I would only add that just raising the shinogi line while keeping the bewels flat will on one side descrease wedging a bit, but it will increase the drag and sticking. To me it would make more sense to sell the knife and get a different one with a different grind.

What you want is not just to knock off shoulders, but a complete re-grind of the knife. And I am not sure that makes so much sense.


----------



## Jacob_x (Dec 21, 2017)

I did some work on mine which I'm pretty happy with. Will get back to you with some pics and description once silly season is out the way.


----------



## panda (Dec 21, 2017)

i was thinking raise the shinogi (thinning left side more than the right), then knock both shoulders off, thin right side again, and do some blending, so yeah a complete regrind lol. i've already done this to my matching petty (just not aggressively) and its changed its character enough for me to think this might be worth a shot. 


thanks jake!


----------



## JBroida (Dec 21, 2017)

panda said:


> jon when would be a good time for me to send you my knife to have this done?

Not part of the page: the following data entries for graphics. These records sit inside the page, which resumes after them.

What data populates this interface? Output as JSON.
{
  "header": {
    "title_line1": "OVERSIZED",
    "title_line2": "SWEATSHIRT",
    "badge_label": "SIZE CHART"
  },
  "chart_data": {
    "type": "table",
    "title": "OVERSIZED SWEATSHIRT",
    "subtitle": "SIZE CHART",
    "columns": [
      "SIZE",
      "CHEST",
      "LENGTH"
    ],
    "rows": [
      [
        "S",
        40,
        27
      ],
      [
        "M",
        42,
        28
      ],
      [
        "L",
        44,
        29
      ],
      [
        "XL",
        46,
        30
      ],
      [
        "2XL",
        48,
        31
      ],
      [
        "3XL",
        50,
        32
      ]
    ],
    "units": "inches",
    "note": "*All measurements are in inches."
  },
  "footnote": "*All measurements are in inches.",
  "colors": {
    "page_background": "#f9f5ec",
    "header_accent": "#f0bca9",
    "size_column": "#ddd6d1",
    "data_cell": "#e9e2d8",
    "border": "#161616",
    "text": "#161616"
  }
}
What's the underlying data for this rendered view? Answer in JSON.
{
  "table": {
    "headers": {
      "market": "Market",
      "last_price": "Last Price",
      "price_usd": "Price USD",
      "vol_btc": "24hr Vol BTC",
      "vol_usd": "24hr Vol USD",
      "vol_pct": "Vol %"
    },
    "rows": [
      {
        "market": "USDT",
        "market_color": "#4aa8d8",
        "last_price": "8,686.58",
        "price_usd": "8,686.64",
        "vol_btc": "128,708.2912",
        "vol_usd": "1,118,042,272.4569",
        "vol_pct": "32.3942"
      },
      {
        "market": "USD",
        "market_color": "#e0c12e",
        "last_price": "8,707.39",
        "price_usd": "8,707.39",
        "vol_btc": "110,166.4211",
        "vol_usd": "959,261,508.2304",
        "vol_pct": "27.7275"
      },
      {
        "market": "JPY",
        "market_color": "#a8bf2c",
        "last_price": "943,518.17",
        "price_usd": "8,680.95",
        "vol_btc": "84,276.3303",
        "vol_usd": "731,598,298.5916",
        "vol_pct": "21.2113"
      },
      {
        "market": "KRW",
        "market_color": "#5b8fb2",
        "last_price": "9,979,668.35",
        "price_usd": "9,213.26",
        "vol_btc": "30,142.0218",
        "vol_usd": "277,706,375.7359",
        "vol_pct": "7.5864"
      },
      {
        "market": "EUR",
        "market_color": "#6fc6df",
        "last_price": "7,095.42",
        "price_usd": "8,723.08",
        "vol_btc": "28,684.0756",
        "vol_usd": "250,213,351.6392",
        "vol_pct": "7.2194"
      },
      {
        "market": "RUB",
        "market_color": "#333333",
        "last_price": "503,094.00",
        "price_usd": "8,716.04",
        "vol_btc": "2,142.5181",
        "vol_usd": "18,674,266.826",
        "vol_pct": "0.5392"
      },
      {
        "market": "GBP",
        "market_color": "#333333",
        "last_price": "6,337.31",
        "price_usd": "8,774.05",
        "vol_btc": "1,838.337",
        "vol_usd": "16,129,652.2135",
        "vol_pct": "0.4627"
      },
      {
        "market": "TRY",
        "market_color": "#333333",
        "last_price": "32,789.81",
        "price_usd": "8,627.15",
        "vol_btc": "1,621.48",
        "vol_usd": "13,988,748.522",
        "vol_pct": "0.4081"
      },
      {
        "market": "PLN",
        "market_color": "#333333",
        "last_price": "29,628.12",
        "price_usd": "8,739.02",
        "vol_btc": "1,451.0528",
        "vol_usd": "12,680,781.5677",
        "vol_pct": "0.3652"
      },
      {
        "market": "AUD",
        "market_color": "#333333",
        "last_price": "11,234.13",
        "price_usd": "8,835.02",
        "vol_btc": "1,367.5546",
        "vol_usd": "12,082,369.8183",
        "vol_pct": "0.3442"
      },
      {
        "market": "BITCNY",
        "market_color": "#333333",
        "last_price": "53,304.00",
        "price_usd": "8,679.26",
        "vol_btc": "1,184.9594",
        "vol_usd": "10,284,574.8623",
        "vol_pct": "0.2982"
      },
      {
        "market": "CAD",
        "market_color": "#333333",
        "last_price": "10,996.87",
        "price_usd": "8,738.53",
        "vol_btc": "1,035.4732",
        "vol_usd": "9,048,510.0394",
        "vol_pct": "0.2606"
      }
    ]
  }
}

lol... if you really hate doing it yourself, bug me late next month


----------



## labor of love (Dec 21, 2017)

Just destroy heiji the best you can then send it to Jon &#128512;


----------



## milkbaby (Dec 21, 2017)

Matus said:


> I would only add that just raising the shinogi line while keeping the bewels flat will on one side descrease wedging a bit, but it will increase the drag and sticking. To me it would make more sense to sell the knife and get a different one with a different grind.
> 
> What you want is not just to knock off shoulders, but a complete re-grind of the knife. And I am not sure that makes so much sense.



That's what I was thinking... Is this a case of, "I don't really like this knife but I'm determined to keep it, so I'll just make it into more what I like"?


----------



## panda (Dec 21, 2017)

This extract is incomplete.